Großbritannien Ein Jahr König Boris
Boris Johnsons erstes Jahr als britischer Premierminister war wahrhaft turbulent. Es war ein Jahr voller schwerwiegender Fehleinschätzungen - und ein Jahr, in dem er das Land nach seinem Willen umkrempelte.
An Turbulenzen hat es Boris Johnson nicht gemangelt in seinem ersten Jahr als Premierminister. Aber die dramatischste Nachricht in dieser Zeit betraf ihn ganz persönlich.
Anfang April kam der britische Premier mit einer Corona-Infektion auf die Intensivstation. Ein Schreckmoment für die Briten, auch wenn Johnson heute nicht weniger umstritten ist als bei seinem Antritt vor einem Jahr. Tage vorher hatte der Regierungschef noch jovial herumgealbert: Ich war gerade im Krankenhaus, habe Leuten die Hand geschüttelt, auch Corona-Patienten.
Corona-Gefahr komplett unterschätzt
Da hatte sich das Virus schon längst im Land ausgebreitet - und Johnson hatte nur eins bewiesen: Dass er die Corona-Gefahr völlig unterschätzt hatte. Es war nicht die erste schwerwiegende Fehleinschätzung in seinem ersten Jahr in 10 Downing Street. Am Tag seines Amtsantritts versprach er seinen Landsleuten: Wir sind raus aus der EU am 31. Oktober, ohne Wenn und Aber.
Schon das klappte nicht. Verhindert durch ein Parlament, das Johnson daraufhin in politisch geradezu rüpelhafter Weise kurzerhand in den Zwangsurlaub schickte. Aber auch das hielt nicht lang, der Regierungschef kassierte umgehend einen schweren Rüffel des Obersten Gerichtshofs. Immerhin konnte Johnson schließlich Neuwahlen erreichen. Da waren die Leute nach drei Jahren Brexit-Chaos der ganzen Sache einfach nur noch überdrüssig. Eine Stimmung, die Johnson und seine Brexit-Freunde geschaffen hatten und die sie jetzt zu nutzen wussten.
Kapital schlagen aus dem Überdruss der Briten
Die Unterhauswahl fand in der Weihnachtszeit statt.

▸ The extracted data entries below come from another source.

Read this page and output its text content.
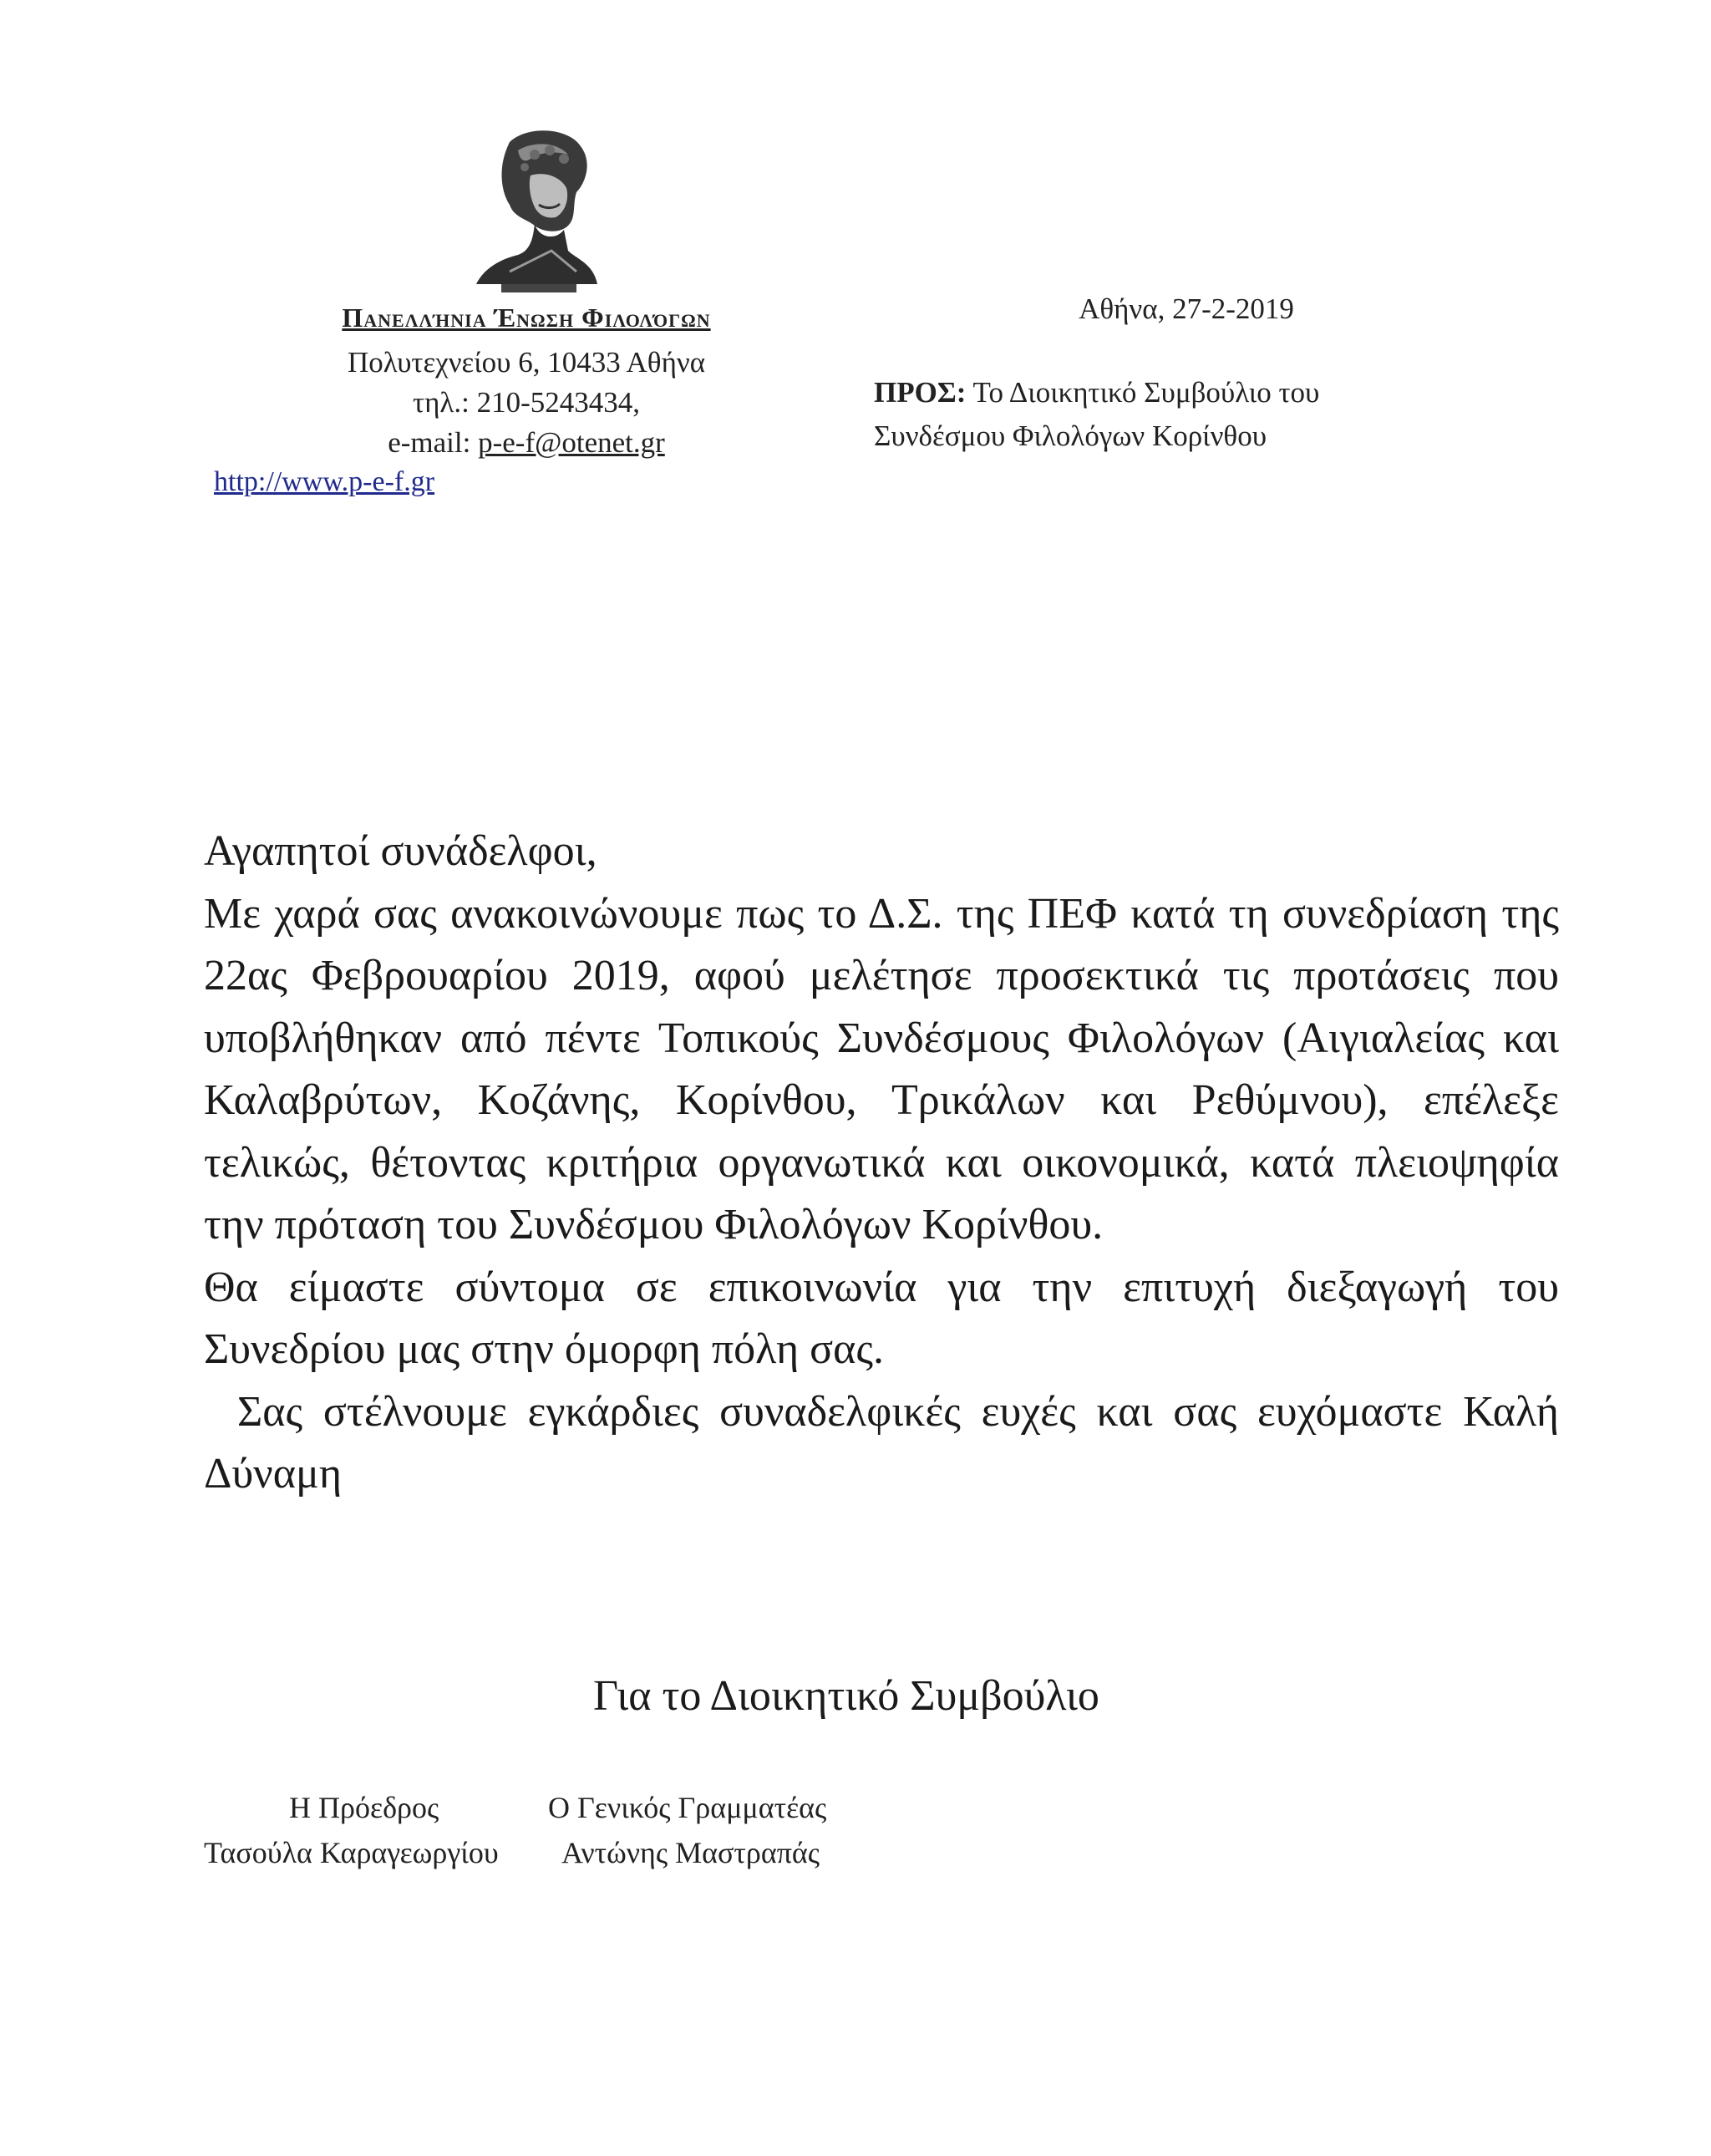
Πανελλήνια Ένωση Φιλολόγων
Πολυτεχνείου 6, 10433 Αθήνα
τηλ.: 210-5243434,
e-mail: p-e-f@otenet.gr
http://www.p-e-f.gr
Αθήνα, 27-2-2019
ΠΡΟΣ: Το Διοικητικό Συμβούλιο του
Συνδέσμου Φιλολόγων Κορίνθου

Αγαπητοί συνάδελφοι,

Με χαρά σας ανακοινώνουμε πως το Δ.Σ. της ΠΕΦ κατά τη συνεδρίαση της 22ας Φεβρουαρίου 2019, αφού μελέτησε προσεκτικά τις προτάσεις που υποβλήθηκαν από πέντε Τοπικούς Συνδέσμους Φιλολόγων (Αιγιαλείας και Καλαβρύτων, Κοζάνης, Κορίνθου, Τρικάλων και Ρεθύμνου), επέλεξε τελικώς, θέτοντας κριτήρια οργανωτικά και οικονομικά, κατά πλειοψηφία την πρόταση του Συνδέσμου Φιλολόγων Κορίνθου.

Θα είμαστε σύντομα σε επικοινωνία για την επιτυχή διεξαγωγή του Συνεδρίου μας στην όμορφη πόλη σας.

Σας στέλνουμε εγκάρδιες συναδελφικές ευχές και σας ευχόμαστε Καλή Δύναμη

Για το Διοικητικό Συμβούλιο
Η Πρόεδρος	Ο Γενικός Γραμματέας
Τασούλα Καραγεωργίου Αντώνης Μαστραπάς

Für einen Werbeclip seiner Konservativen verwendete Johnson eine Vorlage aus dem Weihnachtsfilm "Love Actually" - und traf damit den Nerv der Mehrheit.
Genug ist genug, lasst uns das endlich über die Bühne bringen. Die Wahl bescherte Johnson 12 Tage vor Heiligabend einen fulminanten Sieg, mit einer Mehrheit, wie es sie für die Konservativen seit Maggie Thatcher nicht mehr gegeben hatte. Seitdem will Johnson das Land umkrempeln, mit viel Geld für die Infrastruktur, für Verkehr und Digitalisierung, mit einem schlankeren Regierungsapparat in London, mit neuen Handelsverträgen weltweit. Wir müssen nur an uns selbst glauben, und an das, was wir schaffen können, appelliert er an seine Landsleute.
Fast nebenbei hat sich Boris Johnson in diesem ersten Jahr im Amt auch noch scheiden lassen, hat wieder geheiratet und ist auch noch einmal Vater geworden. König der Welt wollte er immer sein, hat seine Schwester einmal erzählt. Premierminister des Vereinigten Königreichs ist Boris Johnson immerhin geworden. Der Stoff des ersten Amtsjahres würde schon jetzt locker reichen für einen Kino-Mehrteiler.